- Song during an interview
- Born: 1979 Inner Mongolia, China
- Died: May 27, 2011 (aged 31–32) Beijing, China
- Cause of death: Execution by shooting
- Conviction: Murder x9
- Criminal penalty: Death

Details
- Victims: 9
- Span of crimes: 1996–2007
- Country: China
- State: Beijing

= Song Jinghua =

Executed Chinese serial killer

Song Jinghua (Chinese: 宋京華; 1979 – May 27, 2011) was a Chinese serial killer who murdered and dismembered nine women in Beijing between 2005 and 2007. He was subsequently executed for his crimes in 2011.

== Biography ==
=== 1996 murder ===
Song was born in 1979 in Inner Mongolia and lived with his father and older brother. In 1996, Song and his brother agreed to rob and kill a taxi driver that had failed to pay the pair protection money just outside Gongti.

The day after the crime took place, both Song and his brother were arrested. Song noticed his brother's ex-girlfriend testifying on behalf of the prosecution as a witness at trial, making him believe she turned them in. His brother was sentenced to death and subsequently executed months later, while Song, then 17 years old, was given an eight-year prison term. After six years, Song was granted early release in 2002.

=== Murders (2005–2007) ===
Upon his release, Song decided to exact revenge on his brother's ex but could not locate her. Who he did locate was Yan Jinguang, who would later assist him in the murders. His murder spree began in 2005. Later, according to his own testimony, he killed women that shared a similarity with the ex, luring them in his car where he and Yan would strangle and steal money from the women. To help with the murders, the pair rented a living center in the Pinggu District to dismember the bodies. The victims ranged in age from 16 to 28.

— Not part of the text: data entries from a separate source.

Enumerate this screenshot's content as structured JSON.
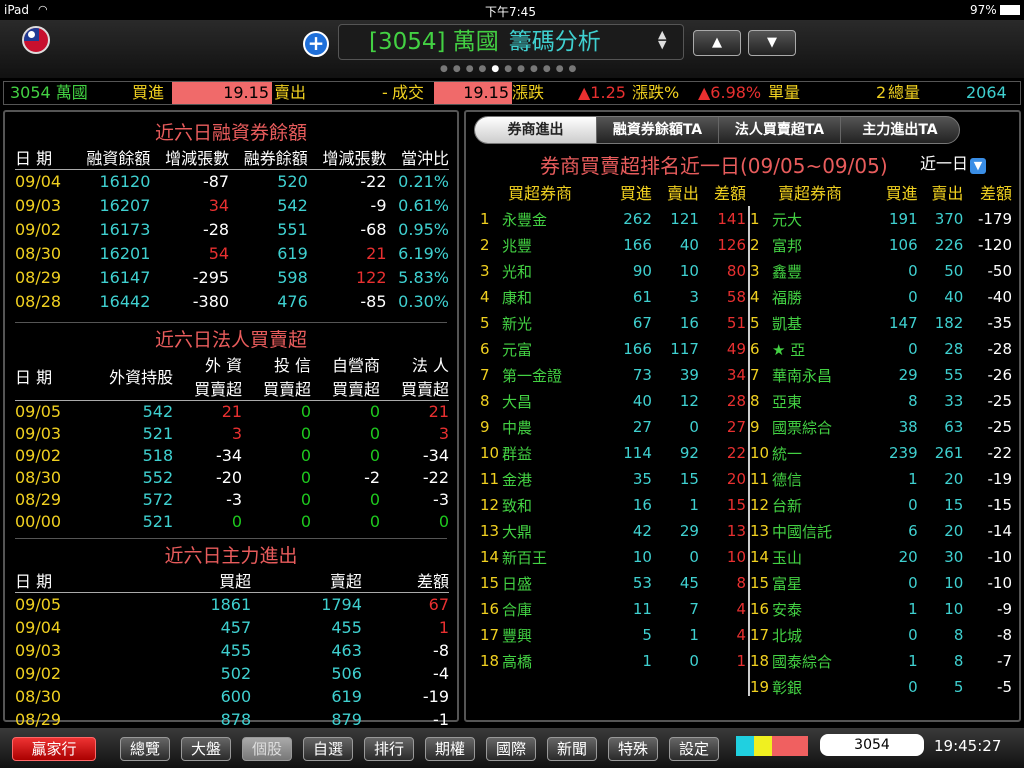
{
  "status": {
    "device": "iPad",
    "time": "下午7:45",
    "battery": "97%"
  },
  "header": {
    "code": "[3054] 萬國",
    "title": "籌碼分析",
    "up": "▲",
    "down": "▼"
  },
  "quote": {
    "name": "3054 萬國",
    "buy_label": "買進",
    "buy": "19.15",
    "sell_label": "賣出",
    "sell": "-",
    "deal_label": "成交",
    "deal": "19.15",
    "chg_label": "漲跌",
    "chg": "▲1.25",
    "pct_label": "漲跌%",
    "pct": "▲6.98%",
    "vol_label": "單量",
    "vol": "2",
    "tot_label": "總量",
    "tot": "2064"
  },
  "margin": {
    "title": "近六日融資券餘額",
    "headers": [
      "日 期",
      "融資餘額",
      "增減張數",
      "融券餘額",
      "增減張數",
      "當沖比"
    ],
    "rows": [
      [
        "09/04",
        "16120",
        "-87",
        "520",
        "-22",
        "0.21%"
      ],
      [
        "09/03",
        "16207",
        "34",
        "542",
        "-9",
        "0.61%"
      ],
      [
        "09/02",
        "16173",
        "-28",
        "551",
        "-68",
        "0.95%"
      ],
      [
        "08/30",
        "16201",
        "54",
        "619",
        "21",
        "6.19%"
      ],
      [
        "08/29",
        "16147",
        "-295",
        "598",
        "122",
        "5.83%"
      ],
      [
        "08/28",
        "16442",
        "-380",
        "476",
        "-85",
        "0.30%"
      ]
    ]
  },
  "inst": {
    "title": "近六日法人買賣超",
    "h_date": "日 期",
    "h_hold": "外資持股",
    "h_top": [
      "外 資",
      "投 信",
      "自營商",
      "法 人"
    ],
    "h_bot": [
      "買賣超",
      "買賣超",
      "買賣超",
      "買賣超"
    ],
    "rows": [
      [
        "09/05",
        "542",
        "21",
        "0",
        "0",
        "21"
      ],
      [
        "09/03",
        "521",
        "3",
        "0",
        "0",
        "3"
      ],
      [
        "09/02",
        "518",
        "-34",
        "0",
        "0",
        "-34"
      ],
      [
        "08/30",
        "552",
        "-20",
        "0",
        "-2",
        "-22"
      ],
      [
        "08/29",
        "572",
        "-3",
        "0",
        "0",
        "-3"
      ],
      [
        "00/00",
        "521",
        "0",
        "0",
        "0",
        "0"
      ]
    ]
  },
  "main": {
    "title": "近六日主力進出",
    "headers": [
      "日 期",
      "買超",
      "賣超",
      "差額"
    ],
    "rows": [
      [
        "09/05",
        "1861",
        "1794",
        "67"
      ],
      [
        "09/04",
        "457",
        "455",
        "1"
      ],
      [
        "09/03",
        "455",
        "463",
        "-8"
      ],
      [
        "09/02",
        "502",
        "506",
        "-4"
      ],
      [
        "08/30",
        "600",
        "619",
        "-19"
      ],
      [
        "08/29",
        "878",
        "879",
        "-1"
      ]
    ]
  },
  "tabs": [
    "券商進出",
    "融資券餘額TA",
    "法人買賣超TA",
    "主力進出TA"
  ],
  "broker": {
    "title": "券商買賣超排名近一日(09/05~09/05)",
    "period": "近一日",
    "buy_headers": [
      "買超券商",
      "買進",
      "賣出",
      "差額"
    ],
    "sell_headers": [
      "賣超券商",
      "買進",
      "賣出",
      "差額"
    ],
    "buy_rows": [
      [
        "1",
        "永豐金",
        "262",
        "121",
        "141"
      ],
      [
        "2",
        "兆豐",
        "166",
        "40",
        "126"
      ],
      [
        "3",
        "光和",
        "90",
        "10",
        "80"
      ],
      [
        "4",
        "康和",
        "61",
        "3",
        "58"
      ],
      [
        "5",
        "新光",
        "67",
        "16",
        "51"
      ],
      [
        "6",
        "元富",
        "166",
        "117",
        "49"
      ],
      [
        "7",
        "第一金證",
        "73",
        "39",
        "34"
      ],
      [
        "8",
        "大昌",
        "40",
        "12",
        "28"
      ],
      [
        "9",
        "中農",
        "27",
        "0",
        "27"
      ],
      [
        "10",
        "群益",
        "114",
        "92",
        "22"
      ],
      [
        "11",
        "金港",
        "35",
        "15",
        "20"
      ],
      [
        "12",
        "致和",
        "16",
        "1",
        "15"
      ],
      [
        "13",
        "大鼎",
        "42",
        "29",
        "13"
      ],
      [
        "14",
        "新百王",
        "10",
        "0",
        "10"
      ],
      [
        "15",
        "日盛",
        "53",
        "45",
        "8"
      ],
      [
        "16",
        "合庫",
        "11",
        "7",
        "4"
      ],
      [
        "17",
        "豐興",
        "5",
        "1",
        "4"
      ],
      [
        "18",
        "高橋",
        "1",
        "0",
        "1"
      ]
    ],
    "sell_rows": [
      [
        "1",
        "元大",
        "191",
        "370",
        "-179"
      ],
      [
        "2",
        "富邦",
        "106",
        "226",
        "-120"
      ],
      [
        "3",
        "鑫豐",
        "0",
        "50",
        "-50"
      ],
      [
        "4",
        "福勝",
        "0",
        "40",
        "-40"
      ],
      [
        "5",
        "凱基",
        "147",
        "182",
        "-35"
      ],
      [
        "6",
        "★ 亞",
        "0",
        "28",
        "-28"
      ],
      [
        "7",
        "華南永昌",
        "29",
        "55",
        "-26"
      ],
      [
        "8",
        "亞東",
        "8",
        "33",
        "-25"
      ],
      [
        "9",
        "國票綜合",
        "38",
        "63",
        "-25"
      ],
      [
        "10",
        "統一",
        "239",
        "261",
        "-22"
      ],
      [
        "11",
        "德信",
        "1",
        "20",
        "-19"
      ],
      [
        "12",
        "台新",
        "0",
        "15",
        "-15"
      ],
      [
        "13",
        "中國信託",
        "6",
        "20",
        "-14"
      ],
      [
        "14",
        "玉山",
        "20",
        "30",
        "-10"
      ],
      [
        "15",
        "富星",
        "0",
        "10",
        "-10"
      ],
      [
        "16",
        "安泰",
        "1",
        "10",
        "-9"
      ],
      [
        "17",
        "北城",
        "0",
        "8",
        "-8"
      ],
      [
        "18",
        "國泰綜合",
        "1",
        "8",
        "-7"
      ],
      [
        "19",
        "彰銀",
        "0",
        "5",
        "-5"
      ]
    ]
  },
  "bottom": {
    "brand": "贏家行",
    "buttons": [
      "總覽",
      "大盤",
      "個股",
      "自選",
      "排行",
      "期權",
      "國際",
      "新聞",
      "特殊",
      "設定"
    ],
    "search": "3054",
    "clock": "19:45:27",
    "selected": "個股"
  }
}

In 2007, Song killed his neighbor upon fearing she was onto them after allegedly spotting him concealing a human head. At the crime scene, Song left a cigarette, ultimately leading to his arrest. According to himself, he left it there intentionally because he knew he was not going to stop. In his confession, he explained the whole story, claiming that the women whom he had slain were the result of his anger towards his brother's ex. Yan too was soon arrested, and after their convictions, they were both given corresponding execution dates. On May 27, 2011, both were executed.